The mutual evaluation would be based on a third draft of technical compliance annexure that the APG shared with Pakistan this month. There is not much difference between the first and the latest draft technical annexure, a senior Finance Ministry official who has seen the report told The Express Tribune.
The APG Executive Secretary Gordon Hook would lead the delegation that is comprised of experts from the United Kingdom, the United States, Turkey, China, Indonesia, and Maldives.
The experts would hold meetings with the State Bank of Pakistan (SBP), the Securities and Exchange Commission of Pakistan (SECP), the Federal Investigation Agency (FIA), the National Accountability Bureau (NAB), provincial Counter Terrorism Departments (CTDs) and other law enforcement agencies.
“If we go by the third draft of technical annexure shared by the APG, there are high risks of being declared non-compliant,” said a senior government official who is directly working on the mutual evaluation. Out of 40 recommendations, the APG has provisionally assessed Pakistan non-compliant on nearly 28 recommendations, he added.
He said the country has to be fully compliant or largely compliant with at least 23 recommendations to avoid the grey list.
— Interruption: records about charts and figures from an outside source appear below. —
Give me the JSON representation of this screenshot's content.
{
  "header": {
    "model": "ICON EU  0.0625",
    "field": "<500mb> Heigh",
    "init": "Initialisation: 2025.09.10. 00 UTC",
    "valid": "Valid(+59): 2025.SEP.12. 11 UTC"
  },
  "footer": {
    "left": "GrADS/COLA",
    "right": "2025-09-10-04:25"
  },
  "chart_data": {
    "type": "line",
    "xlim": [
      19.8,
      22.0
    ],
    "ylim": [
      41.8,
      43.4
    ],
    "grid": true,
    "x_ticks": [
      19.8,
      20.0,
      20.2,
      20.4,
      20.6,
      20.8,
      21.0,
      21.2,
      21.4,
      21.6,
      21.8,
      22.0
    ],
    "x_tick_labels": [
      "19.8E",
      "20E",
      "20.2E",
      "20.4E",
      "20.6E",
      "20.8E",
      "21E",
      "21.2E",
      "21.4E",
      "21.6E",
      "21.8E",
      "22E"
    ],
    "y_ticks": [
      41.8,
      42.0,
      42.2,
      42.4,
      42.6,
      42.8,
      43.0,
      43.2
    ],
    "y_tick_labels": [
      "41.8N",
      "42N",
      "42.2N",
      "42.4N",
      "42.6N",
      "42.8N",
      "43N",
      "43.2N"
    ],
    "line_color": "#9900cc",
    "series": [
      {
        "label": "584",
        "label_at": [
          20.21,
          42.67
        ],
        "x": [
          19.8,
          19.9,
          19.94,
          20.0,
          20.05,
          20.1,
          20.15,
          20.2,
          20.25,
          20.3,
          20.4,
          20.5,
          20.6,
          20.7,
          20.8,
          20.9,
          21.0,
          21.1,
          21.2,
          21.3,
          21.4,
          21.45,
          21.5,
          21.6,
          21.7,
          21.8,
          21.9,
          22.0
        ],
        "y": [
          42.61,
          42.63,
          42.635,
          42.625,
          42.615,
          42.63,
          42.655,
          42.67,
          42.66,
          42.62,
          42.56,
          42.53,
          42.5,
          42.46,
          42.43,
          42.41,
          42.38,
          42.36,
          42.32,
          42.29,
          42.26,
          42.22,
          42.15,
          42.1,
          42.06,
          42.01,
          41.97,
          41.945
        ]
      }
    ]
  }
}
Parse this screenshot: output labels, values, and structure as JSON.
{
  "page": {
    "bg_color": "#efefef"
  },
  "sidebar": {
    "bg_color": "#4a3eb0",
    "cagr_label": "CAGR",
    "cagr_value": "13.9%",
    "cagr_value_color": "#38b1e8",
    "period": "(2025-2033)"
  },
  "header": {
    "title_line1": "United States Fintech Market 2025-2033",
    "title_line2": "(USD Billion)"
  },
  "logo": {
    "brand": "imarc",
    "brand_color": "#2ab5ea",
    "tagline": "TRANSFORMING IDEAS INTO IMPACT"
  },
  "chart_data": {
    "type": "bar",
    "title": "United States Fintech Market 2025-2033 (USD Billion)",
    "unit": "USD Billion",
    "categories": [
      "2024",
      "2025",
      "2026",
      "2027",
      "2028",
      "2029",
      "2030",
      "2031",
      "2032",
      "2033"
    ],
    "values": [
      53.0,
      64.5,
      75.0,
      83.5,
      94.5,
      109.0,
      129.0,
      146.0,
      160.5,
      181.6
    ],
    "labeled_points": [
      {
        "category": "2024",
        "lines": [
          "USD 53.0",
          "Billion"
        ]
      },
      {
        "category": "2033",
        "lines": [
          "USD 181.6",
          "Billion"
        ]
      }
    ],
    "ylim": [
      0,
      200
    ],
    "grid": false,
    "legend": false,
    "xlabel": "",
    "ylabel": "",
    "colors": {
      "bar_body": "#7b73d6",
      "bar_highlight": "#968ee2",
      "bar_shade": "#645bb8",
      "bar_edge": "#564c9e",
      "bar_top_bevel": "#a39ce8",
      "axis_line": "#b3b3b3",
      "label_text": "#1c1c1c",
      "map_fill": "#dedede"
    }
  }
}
Pakistan is already on the grey list of the FATF and even if it successfully implemented all the 27 actions determined by the FATF, its fate will hinge on the mutual evaluation report outcome.
It has also been conveyed to Finance Minister Asad Umar that the situation could worsen for Pakistan if it did not improve ranking on at least 8 to 10 recommendations, said another official who works for a counter-terrorism authority.
Umar chaired the National Executive Committee on Anti Money Laundering last week. He set up various sub-groups that would work in areas that could help improving compliance on both the FATF’s 40 recommendations and the 27-point action plan of the FATF.
A proper and coordinated response by all the domestic stakeholders was very critical to improve the compliance status of Pakistan. Officials said all the stakeholders were not on the same page, which not only created difficulties during Oct 2018 on-site inspection but might also create problems this time.
The Finance Ministry sources claimed that Pakistan was expecting to improve its rating on at least eight to ten recommendations that relate to the SECP, the Financial Monetary Unit (FMU), the SBP and the Foreign Office.
Out of 40 recommendations, Pakistan is fully compliant with hardly two, largely compliant with three and partially to largely compliant with another three. It is either partially compliant or non-compliant with the rest of the recommendations.
But Pakistani authorities believe that they have addressed the APG’s concerns in areas of customer due diligence, beneficial ownerships of legal persons, statistics, record keeping, money or value transfer services, new technologies, wire transfers, international cooperation, nuclear non-proliferation and targeted financial sanctions related to terrorism and terrorism financing.
After this last on-site visit, the APG would finalise its draft report that is expected to be shared with Islamabad by the end of April or early May for its comments. After Pakistan’s response, the Mutual Evaluation Report will be presented in the Annual General Meeting of the APG that is expected to take place in August. The APG meeting would either accept the report or suggest changes to it.
In case of the worst outcome, Pakistan may have to implement yet another Action Plan from October onwards. The FATF’s Action Plan implementation deadline is September this year. The February’s review on the implementation of the FATF Action Plan did not go well, which has increased pressure on Pakistan.
The next FATF review would take place in June in Washington and before that Pakistan will have to show compliance on 16 points that have been agreed for May in addition to three issues that were left out in the last review.